Protecting Your Rights Throughout Eastern Iowa Since 1981

But drug courts save money…

On Behalf of | Sep 19, 2015 | Felonies

Drugs have been seen as a problem in American society for a long time. The salacious “Reefer Madness” and other antidrug propaganda pieces worked on the premise of scaring people away from using a drug, out of fear of becoming drug-crazed maniacs.

Of course, for all their negative effects, the unrealistic characterizations tended to undercut the force of the message. In many cases involving drug addiction, the real question is what can be done to end the addiction and allow a person to live drug-free, productive life.

What does not work is incarceration. Fifty years of the so-called war on drugs have had little impact on reducing drug dependency in the U.S., but have filled the prisons and helped to foster an increasingly militarized police force.

As states like Iowa have struggled to cope with the expense of large prison populations, innovations like “drug courts” have been developed. These specialized courts are designed to provide real solutions to the drug problem, such as helping offenders obtain schooling and jobs.

Here’s the problem; the legislature looking for ways to cut the budget and drug courts are an easy target, as some complain that they are not sufficiently punitive.
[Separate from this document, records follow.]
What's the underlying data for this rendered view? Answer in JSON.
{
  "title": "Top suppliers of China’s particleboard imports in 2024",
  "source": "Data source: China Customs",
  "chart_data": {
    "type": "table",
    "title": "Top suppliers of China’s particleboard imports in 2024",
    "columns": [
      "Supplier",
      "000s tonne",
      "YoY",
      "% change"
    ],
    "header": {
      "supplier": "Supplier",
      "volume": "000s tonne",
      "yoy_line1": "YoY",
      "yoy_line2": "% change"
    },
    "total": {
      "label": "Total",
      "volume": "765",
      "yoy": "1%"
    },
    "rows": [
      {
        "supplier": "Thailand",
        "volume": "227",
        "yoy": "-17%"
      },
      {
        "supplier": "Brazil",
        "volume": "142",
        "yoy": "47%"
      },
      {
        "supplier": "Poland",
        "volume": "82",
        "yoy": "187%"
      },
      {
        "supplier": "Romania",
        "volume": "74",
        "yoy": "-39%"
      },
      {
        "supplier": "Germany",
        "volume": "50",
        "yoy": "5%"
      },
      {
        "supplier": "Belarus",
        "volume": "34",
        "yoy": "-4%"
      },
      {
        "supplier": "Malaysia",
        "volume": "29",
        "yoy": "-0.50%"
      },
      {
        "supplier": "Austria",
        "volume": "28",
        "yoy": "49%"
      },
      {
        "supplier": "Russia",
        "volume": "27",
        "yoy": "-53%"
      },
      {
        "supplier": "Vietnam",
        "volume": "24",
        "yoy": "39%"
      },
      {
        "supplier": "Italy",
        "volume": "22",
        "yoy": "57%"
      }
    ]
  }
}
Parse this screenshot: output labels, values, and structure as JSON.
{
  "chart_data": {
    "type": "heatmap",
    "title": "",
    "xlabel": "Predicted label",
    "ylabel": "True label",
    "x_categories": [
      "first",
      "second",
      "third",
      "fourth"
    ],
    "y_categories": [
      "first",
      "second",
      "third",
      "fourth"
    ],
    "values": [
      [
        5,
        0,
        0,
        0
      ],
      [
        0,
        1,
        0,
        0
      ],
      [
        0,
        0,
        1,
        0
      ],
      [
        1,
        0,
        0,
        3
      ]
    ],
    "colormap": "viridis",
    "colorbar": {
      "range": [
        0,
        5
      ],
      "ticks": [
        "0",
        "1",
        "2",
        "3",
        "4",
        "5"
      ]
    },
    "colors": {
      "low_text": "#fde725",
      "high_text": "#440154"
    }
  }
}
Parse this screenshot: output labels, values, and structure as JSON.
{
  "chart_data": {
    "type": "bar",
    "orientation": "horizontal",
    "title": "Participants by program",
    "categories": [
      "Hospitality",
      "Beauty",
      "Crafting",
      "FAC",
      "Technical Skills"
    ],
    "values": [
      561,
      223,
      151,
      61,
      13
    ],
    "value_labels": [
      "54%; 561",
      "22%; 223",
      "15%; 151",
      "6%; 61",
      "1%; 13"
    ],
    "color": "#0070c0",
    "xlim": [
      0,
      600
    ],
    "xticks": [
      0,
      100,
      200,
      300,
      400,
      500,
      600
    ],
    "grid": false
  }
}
The wrongheadedness of this is astounding.

The choice for the Iowa legislature is spending the money with drug courts and helping individuals become reintegrated into society,  which would save money within the criminal justice system and lower prison costs.

Or, it can insist on the old, failed, punitive incarceration model, which costs $33,000 per year per inmate and virtually ensures when the inmates are released with their addiction unresolved and without the skills or tools to succeed, they will quickly return.

Don’t bet on the legislature to make the right choice, as you may need that money to pay the higher taxes they will need to cover their increased prison costs.